Where the Obama plan helps Joe and me tremendously is health care. Small businesses can't afford to offer health care due to the high and unpredictable costs. We couldn't plan on health care as a stable benefit even if we could swing it, as the expense rises at an unpredictable rate well above inflation. Joe and I should be able to better hire and retain long term employees when we can offer an affordable plan. Until then, many small businesses pay the expensive cost of hiring and training new employees as the old ones are forced to move on to bigger companies with better health benefits.
The second part of employee retention for Joe and me is education. We live in a country where your zip code determines your quality of education, and your income determines your zip code. What if the public schools in my lower income city were of the same quality as the schools in a higher income area? The inequality in education helped fuel the housing crisis, as home owners attempted to leap frog to communities where their children would have educational opportunities. Anyone in American who chooses a lower income, because of their career, chooses to doom their children to substandard education. Become a teacher, social worker or game store owner, and your low income is accompanied by a perpetual feeling of guilt about what you've done to your children's future. And what about those who have no choice? Level the playing field in education, as the Obama plan should help do, and you build communities, retain employees, and allow intelligent people to work in rewarding fields, not just the most lucrative ones. This helps Joe and me tremendously, both in hiring employees and creating a stable customer base.

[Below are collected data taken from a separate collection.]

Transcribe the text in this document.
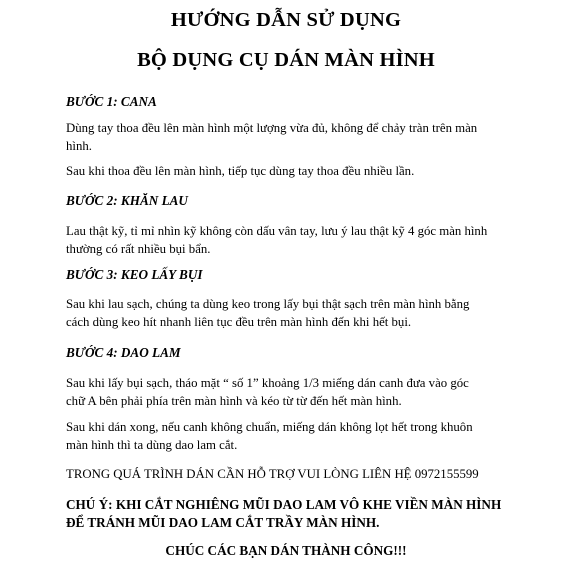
HƯỚNG DẪN SỬ DỤNG
BỘ DỤNG CỤ DÁN MÀN HÌNH
BƯỚC 1: CANA
Dùng tay thoa đều lên màn hình một lượng vừa đủ, không để chảy tràn trên màn
hình.
Sau khi thoa đều lên màn hình, tiếp tục dùng tay thoa đều nhiều lần.
BƯỚC 2: KHĂN LAU
Lau thật kỹ, tỉ mỉ nhìn kỹ không còn dấu vân tay, lưu ý lau thật kỹ 4 góc màn hình
thường có rất nhiều bụi bẩn.
BƯỚC 3: KEO LẤY BỤI
Sau khi lau sạch, chúng ta dùng keo trong lấy bụi thật sạch trên màn hình bằng
cách dùng keo hít nhanh liên tục đều trên màn hình đến khi hết bụi.
BƯỚC 4: DAO LAM
Sau khi lấy bụi sạch, tháo mặt “ số 1” khoảng 1/3 miếng dán canh đưa vào góc
chữ A bên phải phía trên màn hình và kéo từ từ đến hết màn hình.
Sau khi dán xong, nếu canh không chuẩn, miếng dán không lọt hết trong khuôn
màn hình thì ta dùng dao lam cắt.
TRONG QUÁ TRÌNH DÁN CẦN HỖ TRỢ VUI LÒNG LIÊN HỆ 0972155599
CHÚ Ý: KHI CẮT NGHIÊNG MŨI DAO LAM VÔ KHE VIỀN MÀN HÌNH
ĐỂ TRÁNH MŨI DAO LAM CẮT TRẦY MÀN HÌNH.
CHÚC CÁC BẠN DÁN THÀNH CÔNG!!!
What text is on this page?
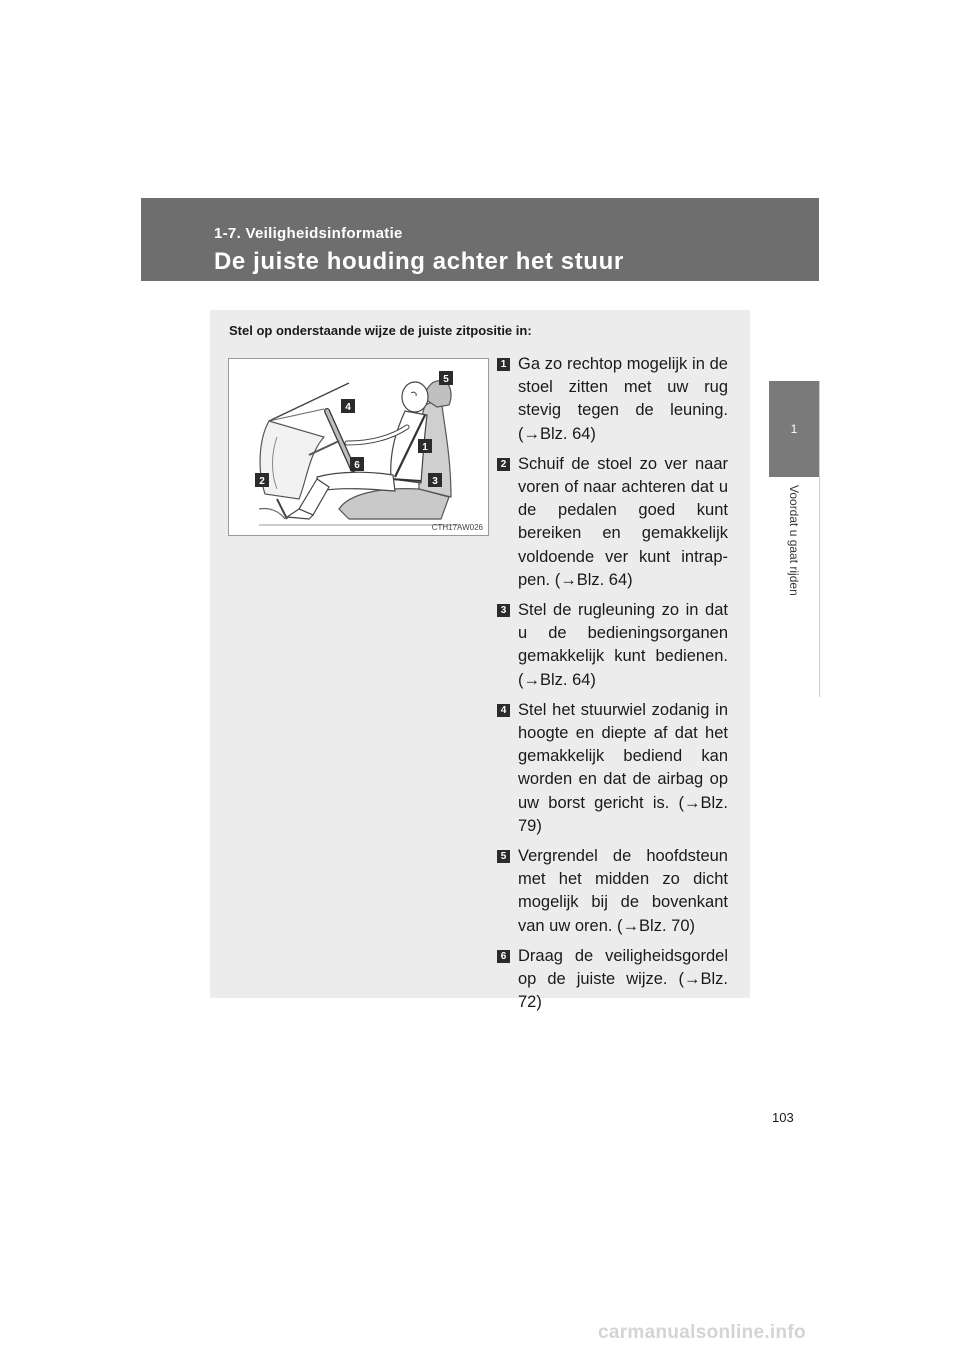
1-7. Veiligheidsinformatie
De juiste houding achter het stuur
1
Voordat u gaat rijden
Stel op onderstaande wijze de juiste zitpositie in:
5
4
1
6
2	3
CTH17AW026
1 Ga zo rechtop mogelijk in de stoel zitten met uw rug stevig tegen de leuning. (→Blz. 64)
2 Schuif de stoel zo ver naar voren of naar achteren dat u de pedalen goed kunt bereiken en gemakkelijk voldoende ver kunt intrap-pen. (→Blz. 64)
3 Stel de rugleuning zo in dat u de bedieningsorganen gemakkelijk kunt bedienen. (→Blz. 64)
4 Stel het stuurwiel zodanig in hoogte en diepte af dat het gemakkelijk bediend kan worden en dat de airbag op uw borst gericht is. (→Blz. 79)
5 Vergrendel de hoofdsteun met het midden zo dicht mogelijk bij de bovenkant van uw oren. (→Blz. 70)
6 Draag de veiligheidsgordel op de juiste wijze. (→Blz. 72)
103
carmanualsonline.info
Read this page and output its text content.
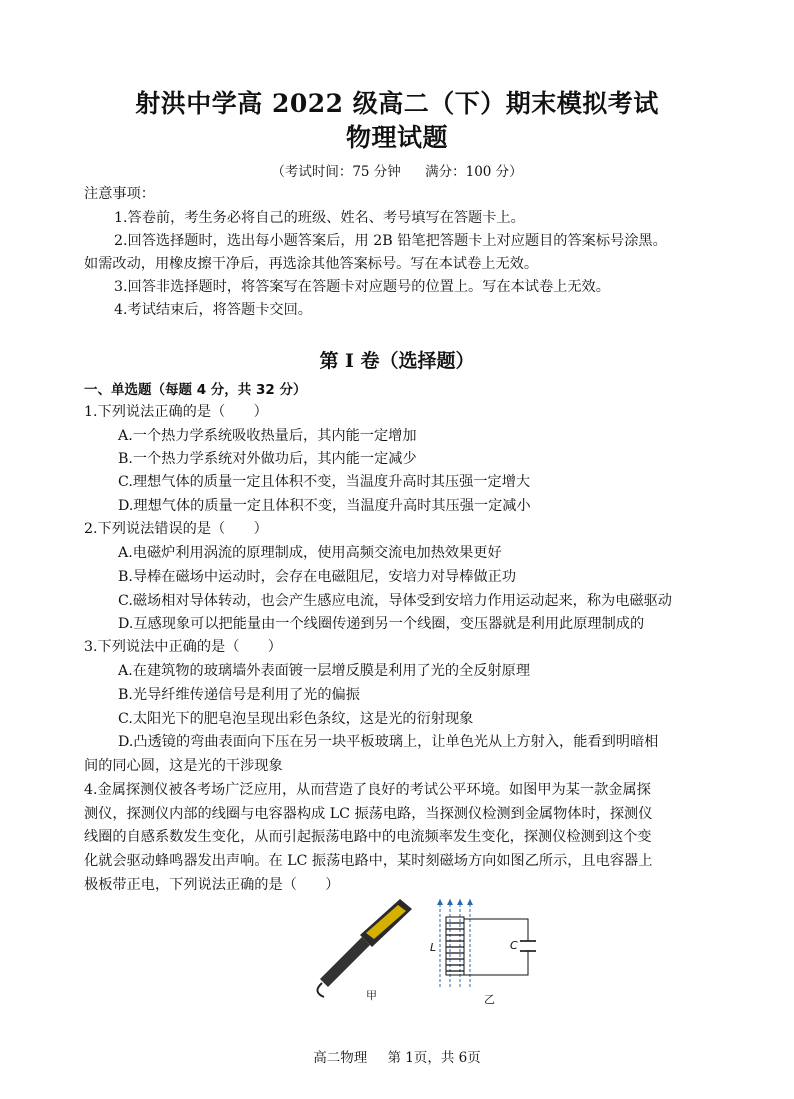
射洪中学高 2022 级高二（下）期末模拟考试
物理试题
（考试时间：75 分钟 满分：100 分）
注意事项：
1.答卷前，考生务必将自己的班级、姓名、考号填写在答题卡上。
2.回答选择题时，选出每小题答案后，用 2B 铅笔把答题卡上对应题目的答案标号涂黑。
如需改动，用橡皮擦干净后，再选涂其他答案标号。写在本试卷上无效。
3.回答非选择题时，将答案写在答题卡对应题号的位置上。写在本试卷上无效。
4.考试结束后，将答题卡交回。
第 I 卷（选择题）
一、单选题（每题 4 分，共 32 分）
1.下列说法正确的是（　　）
A.一个热力学系统吸收热量后，其内能一定增加
B.一个热力学系统对外做功后，其内能一定减少
C.理想气体的质量一定且体积不变，当温度升高时其压强一定增大
D.理想气体的质量一定且体积不变，当温度升高时其压强一定减小
2.下列说法错误的是（　　）
A.电磁炉利用涡流的原理制成，使用高频交流电加热效果更好
B.导棒在磁场中运动时，会存在电磁阻尼，安培力对导棒做正功
C.磁场相对导体转动，也会产生感应电流，导体受到安培力作用运动起来，称为电磁驱动
D.互感现象可以把能量由一个线圈传递到另一个线圈，变压器就是利用此原理制成的
3.下列说法中正确的是（　　）
A.在建筑物的玻璃墙外表面镀一层增反膜是利用了光的全反射原理
B.光导纤维传递信号是利用了光的偏振
C.太阳光下的肥皂泡呈现出彩色条纹，这是光的衍射现象
D.凸透镜的弯曲表面向下压在另一块平板玻璃上，让单色光从上方射入，能看到明暗相
间的同心圆，这是光的干涉现象
4.金属探测仪被各考场广泛应用，从而营造了良好的考试公平环境。如图甲为某一款金属探
测仪，探测仪内部的线圈与电容器构成 LC 振荡电路，当探测仪检测到金属物体时，探测仪
线圈的自感系数发生变化，从而引起振荡电路中的电流频率发生变化，探测仪检测到这个变
化就会驱动蜂鸣器发出声响。在 LC 振荡电路中，某时刻磁场方向如图乙所示，且电容器上
极板带正电，下列说法正确的是（　　）
甲	乙
L	C
高二物理 第 1页，共 6页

Finally, the big issue for Joe and me and is not about what's in it for us, but what kind of society we want to have. It's a big picture issue. Nobody is taking money out of Joe's pocket, it's a realization that the current economic system is just a tad inequitable. It rewards the wealthy far too much, shrinks the middle class and adds extra burdens on the poor. Should you pay a little more if you've made it economically? That's the real debate and I would argue that the system favors the wealthy in a variety of other ways and the answer should be yes. This also means Joe's and my employees will be able to live a better life, contributing to our businesses without the need to migrate to greener pastures. Having a little extra money in their pockets, middle class consumers should be able to afford new games to play or a plumber to come fix that leaky sink. It's a win-win for Joe and me.
*who drinks beer from a sixpack anymore?